この新しくできたダムの畔に、きたもっくが借りている養蜂の圃場がある。林の隙間から湖面と大きな橋が見える落ち着いた場所で、毎年6月のはじめ頃にトチとアカシアが花を咲かせる。蜜蜂はたくさんの蜜を吹く健康的な花を求めて飛び交う。空もダム湖も澄んで、初夏の風がそよぐ景色が溶け込んだような蜜が採れる。
きたもっくは、地元の自然に向き合う造り酒屋・浅間酒造株式会社と共同で、蜂蜜酒『八百 YAO』を開発している。
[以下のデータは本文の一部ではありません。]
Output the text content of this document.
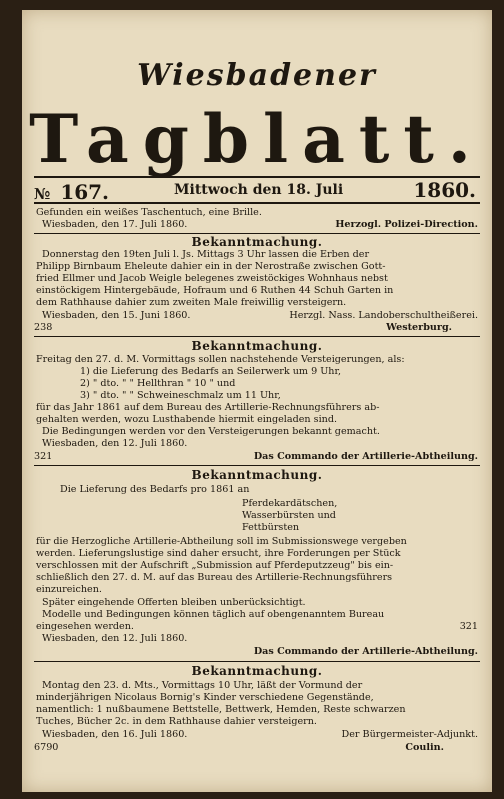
Wiesbadener
Tagblatt.
№ 167.	Mittwoch den 18. Juli	1860.
Gefunden ein weißes Taschentuch, eine Brille.
Wiesbaden, den 17. Juli 1860.	Herzogl. Polizei-Direction.
Bekanntmachung.
Donnerstag den 19ten Juli l. Js. Mittags 3 Uhr lassen die Erben der
Philipp Birnbaum Eheleute dahier ein in der Nerostraße zwischen Gott-
fried Ellmer und Jacob Weigle belegenes zweistöckiges Wohnhaus nebst
einstöckigem Hintergebäude, Hofraum und 6 Ruthen 44 Schuh Garten in
dem Rathhause dahier zum zweiten Male freiwillig versteigern.
Wiesbaden, den 15. Juni 1860.	Herzgl. Nass. Landoberschultheißerei.
238	Westerburg.
Bekanntmachung.
Freitag den 27. d. M. Vormittags sollen nachstehende Versteigerungen, als:
1) die Lieferung des Bedarfs an Seilerwerk um 9 Uhr,
2) " dto. " " Hellthran " 10 " und
3) " dto. " " Schweineschmalz um 11 Uhr,
für das Jahr 1861 auf dem Bureau des Artillerie-Rechnungsführers ab-
gehalten werden, wozu Lusthabende hiermit eingeladen sind.
Die Bedingungen werden vor den Versteigerungen bekannt gemacht.
Wiesbaden, den 12. Juli 1860.
321	Das Commando der Artillerie-Abtheilung.
Bekanntmachung.
Die Lieferung des Bedarfs pro 1861 an
Pferdekardätschen,
Wasserbürsten und
Fettbürsten
für die Herzogliche Artillerie-Abtheilung soll im Submissionswege vergeben
werden. Lieferungslustige sind daher ersucht, ihre Forderungen per Stück
verschlossen mit der Aufschrift „Submission auf Pferdeputzzeug" bis ein-
schließlich den 27. d. M. auf das Bureau des Artillerie-Rechnungsführers
einzureichen.
Später eingehende Offerten bleiben unberücksichtigt.
Modelle und Bedingungen können täglich auf obengenanntem Bureau
eingesehen werden.	321
Wiesbaden, den 12. Juli 1860.
Das Commando der Artillerie-Abtheilung.
Bekanntmachung.
Montag den 23. d. Mts., Vormittags 10 Uhr, läßt der Vormund der
minderjährigen Nicolaus Bornig's Kinder verschiedene Gegenstände,
namentlich: 1 nußbaumene Bettstelle, Bettwerk, Hemden, Reste schwarzen
Tuches, Bücher 2c. in dem Rathhause dahier versteigern.
Wiesbaden, den 16. Juli 1860.	Der Bürgermeister-Adjunkt.
6790	Coulin.
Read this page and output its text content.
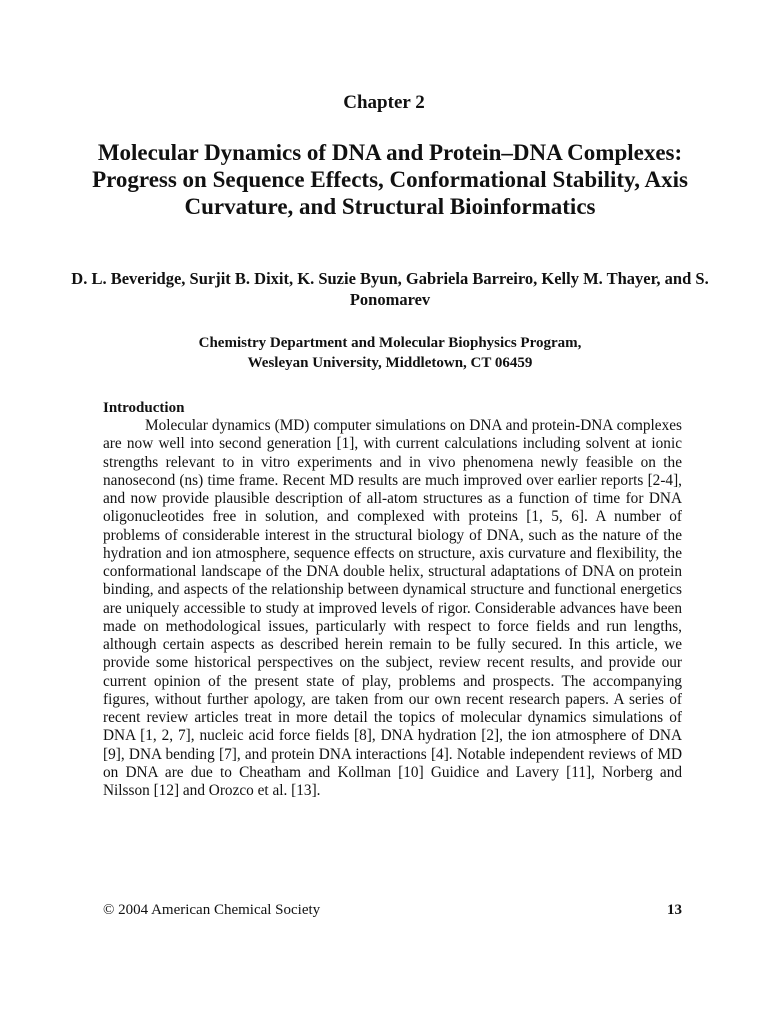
Chapter 2
Molecular Dynamics of DNA and Protein–DNA Complexes: Progress on Sequence Effects, Conformational Stability, Axis Curvature, and Structural Bioinformatics
D. L. Beveridge, Surjit B. Dixit, K. Suzie Byun, Gabriela Barreiro, Kelly M. Thayer, and S. Ponomarev
Chemistry Department and Molecular Biophysics Program,
Wesleyan University, Middletown, CT 06459
Introduction

Molecular dynamics (MD) computer simulations on DNA and protein-DNA complexes are now well into second generation [1], with current calculations including solvent at ionic strengths relevant to in vitro experiments and in vivo phenomena newly feasible on the nanosecond (ns) time frame. Recent MD results are much improved over earlier reports [2-4], and now provide plausible description of all-atom structures as a function of time for DNA oligonucleotides free in solution, and complexed with proteins [1, 5, 6]. A number of problems of considerable interest in the structural biology of DNA, such as the nature of the hydration and ion atmosphere, sequence effects on structure, axis curvature and flexibility, the conformational landscape of the DNA double helix, structural adaptations of DNA on protein binding, and aspects of the relationship between dynamical structure and functional energetics are uniquely accessible to study at improved levels of rigor. Considerable advances have been made on methodological issues, particularly with respect to force fields and run lengths, although certain aspects as described herein remain to be fully secured. In this article, we provide some historical perspectives on the subject, review recent results, and provide our current opinion of the present state of play, problems and prospects. The accompanying figures, without further apology, are taken from our own recent research papers. A series of recent review articles treat in more detail the topics of molecular dynamics simulations of DNA [1, 2, 7], nucleic acid force fields [8], DNA hydration [2], the ion atmosphere of DNA [9], DNA bending [7], and protein DNA interactions [4]. Notable independent reviews of MD on DNA are due to Cheatham and Kollman [10] Guidice and Lavery [11], Norberg and Nilsson [12] and Orozco et al. [13].

© 2004 American Chemical Society	13
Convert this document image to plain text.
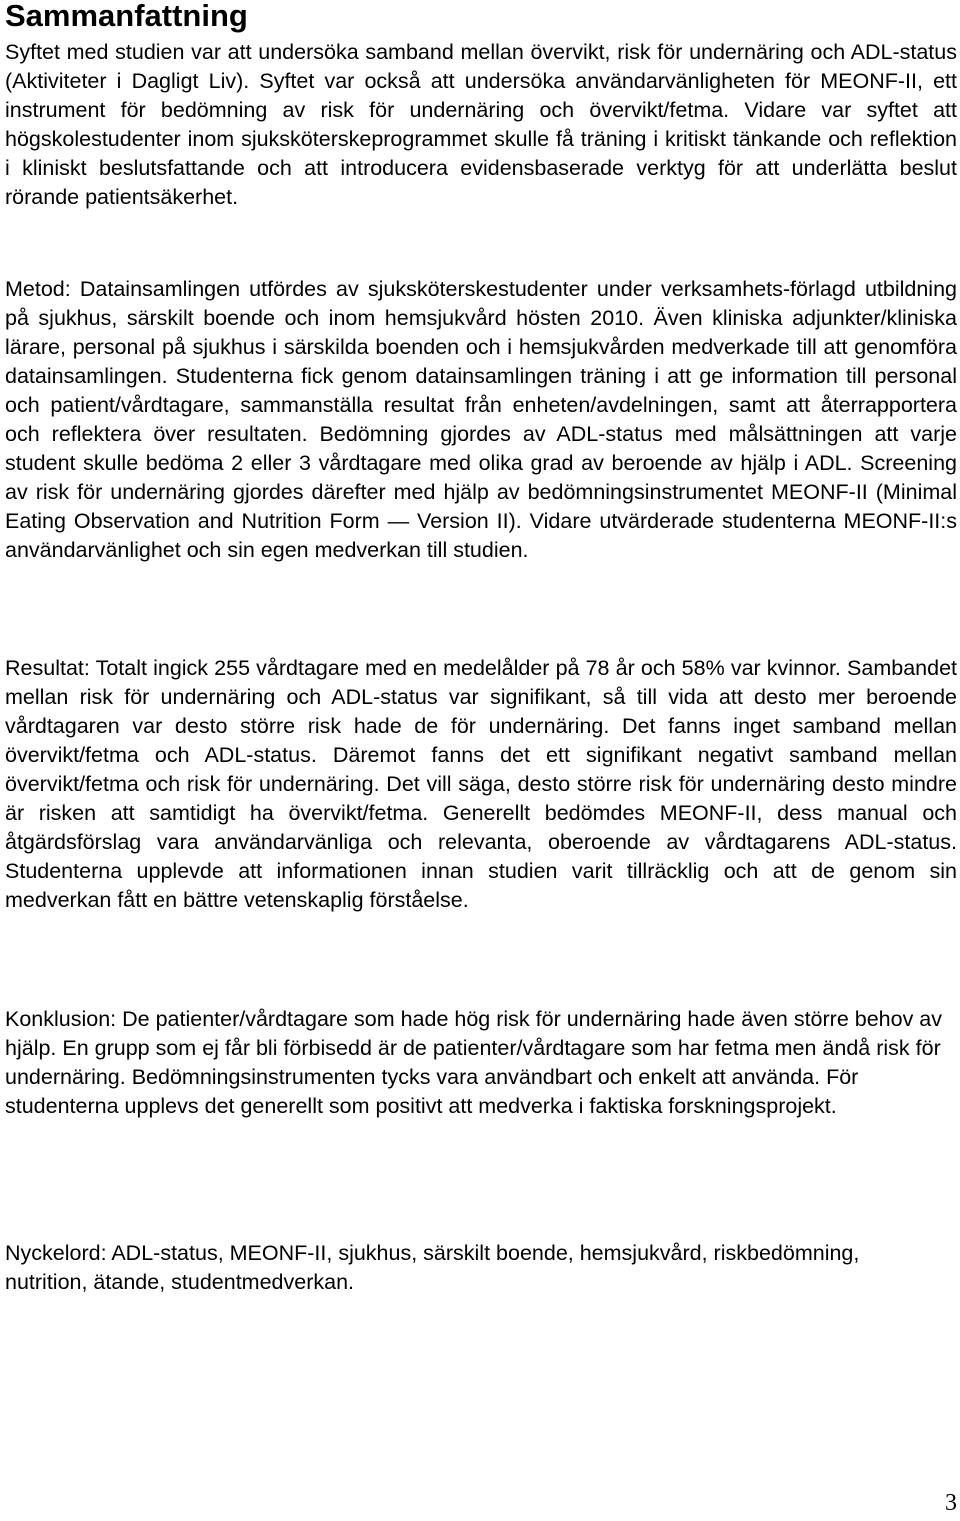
Sammanfattning

Syftet med studien var att undersöka samband mellan övervikt, risk för undernäring och ADL-status (Aktiviteter i Dagligt Liv). Syftet var också att undersöka användarvänligheten för MEONF-II, ett instrument för bedömning av risk för undernäring och övervikt/fetma. Vidare var syftet att högskolestudenter inom sjuksköterskeprogrammet skulle få träning i kritiskt tänkande och reflektion i kliniskt beslutsfattande och att introducera evidensbaserade verktyg för att underlätta beslut rörande patientsäkerhet.

Metod: Datainsamlingen utfördes av sjuksköterskestudenter under verksamhets-förlagd utbildning på sjukhus, särskilt boende och inom hemsjukvård hösten 2010. Även kliniska adjunkter/kliniska lärare, personal på sjukhus i särskilda boenden och i hemsjukvården medverkade till att genomföra datainsamlingen. Studenterna fick genom datainsamlingen träning i att ge information till personal och patient/vårdtagare, sammanställa resultat från enheten/avdelningen, samt att återrapportera och reflektera över resultaten. Bedömning gjordes av ADL-status med målsättningen att varje student skulle bedöma 2 eller 3 vårdtagare med olika grad av beroende av hjälp i ADL. Screening av risk för undernäring gjordes därefter med hjälp av bedömningsinstrumentet MEONF-II (Minimal Eating Observation and Nutrition Form — Version II). Vidare utvärderade studenterna MEONF-II:s användarvänlighet och sin egen medverkan till studien.

Resultat: Totalt ingick 255 vårdtagare med en medelålder på 78 år och 58% var kvinnor. Sambandet mellan risk för undernäring och ADL-status var signifikant, så till vida att desto mer beroende vårdtagaren var desto större risk hade de för undernäring. Det fanns inget samband mellan övervikt/fetma och ADL-status. Däremot fanns det ett signifikant negativt samband mellan övervikt/fetma och risk för undernäring. Det vill säga, desto större risk för undernäring desto mindre är risken att samtidigt ha övervikt/fetma. Generellt bedömdes MEONF-II, dess manual och åtgärdsförslag vara användarvänliga och relevanta, oberoende av vårdtagarens ADL-status. Studenterna upplevde att informationen innan studien varit tillräcklig och att de genom sin medverkan fått en bättre vetenskaplig förståelse.

Konklusion: De patienter/vårdtagare som hade hög risk för undernäring hade även större behov av hjälp. En grupp som ej får bli förbisedd är de patienter/vårdtagare som har fetma men ändå risk för undernäring. Bedömningsinstrumenten tycks vara användbart och enkelt att använda. För studenterna upplevs det generellt som positivt att medverka i faktiska forskningsprojekt.

Nyckelord: ADL-status, MEONF-II, sjukhus, särskilt boende, hemsjukvård, riskbedömning, nutrition, ätande, studentmedverkan.

3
同じ長野原町を拠点とする2社による農商工連携は、八ッ場ダムがきっかけとなった新しい変化だ。両社とも環境へのこだわりは譲らない。蜂蜜は、無農薬での自然養蜂が可能な場所で採蜜し、非加熱・無添加を貫く。酒は、山から流れるやわらかな水と寒さの厳しい乾いた環境を活かして唯一無二の味を追求する。蜂蜜と水、日本酒の酵母のみで醸造した、余計なものは一切入らぬ長野原町産の蜂蜜酒。地域の特性を、地域の事業者が見続けることで、足元にある資源に光をあてて価値を高めていく。
町の一部が沈んだダムは青く、いつからか八ッ場ブルーと呼ばれるようになった。風のない日は両岸の木々と空を写して鏡のように美しい。変化を受けとめチャンスに変える。八ッ場の未来を、自然だけでなく人々の関係性も豊かなものにしていきたい。